Cellulose aerogels (CAs) from plant or bacterial-derived cellulose have advantages such as low density, high porosity, and high specific surface area and have been used in various applications including biomedical fields. One limiting factor in developing CAs is their demanding shaping process since it involves several steps of dissolution/dispersion of cellulose, geometry configurations using molds or nozzles, coagulation and washing of the gel body, and drying techniques. CA fibers can be converted into textiles and enhance the design ability, stiffness, and flexibility of the CAs. This study aims to understand the correlations between the initial cellulose characteristics, aerogel’s internal structure, and its prospective biomedical application. Wet-spun CA fibers were obtained by supercritical CO2
drying from low and high molecular weight microcrystalline cellulose in calcium thiocyanate tetrahydrate solution.

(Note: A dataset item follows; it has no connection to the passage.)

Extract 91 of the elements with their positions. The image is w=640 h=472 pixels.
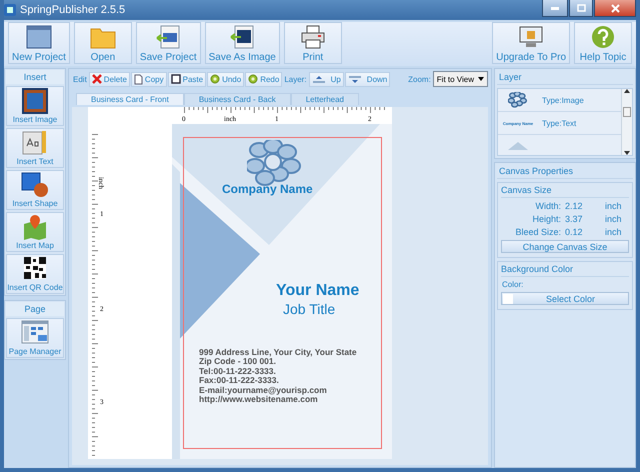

Fiber spinning, thermal behavior, textural properties, and biological assessments of the CA fibers were inspected. The CA microfibers from high molecular weight cellulose proved to have a higher surface area (~197 m2
/g), denser structure, and finer nanofibrils (~2 nm) with better thermal stability in comparison with the fibers produced from low molecular weight cellulose. The fibers were nontoxic, and cell proliferation was observed over time. CA fibers showed promising results to be used for biomedical applications such as tissue engineering and wound care.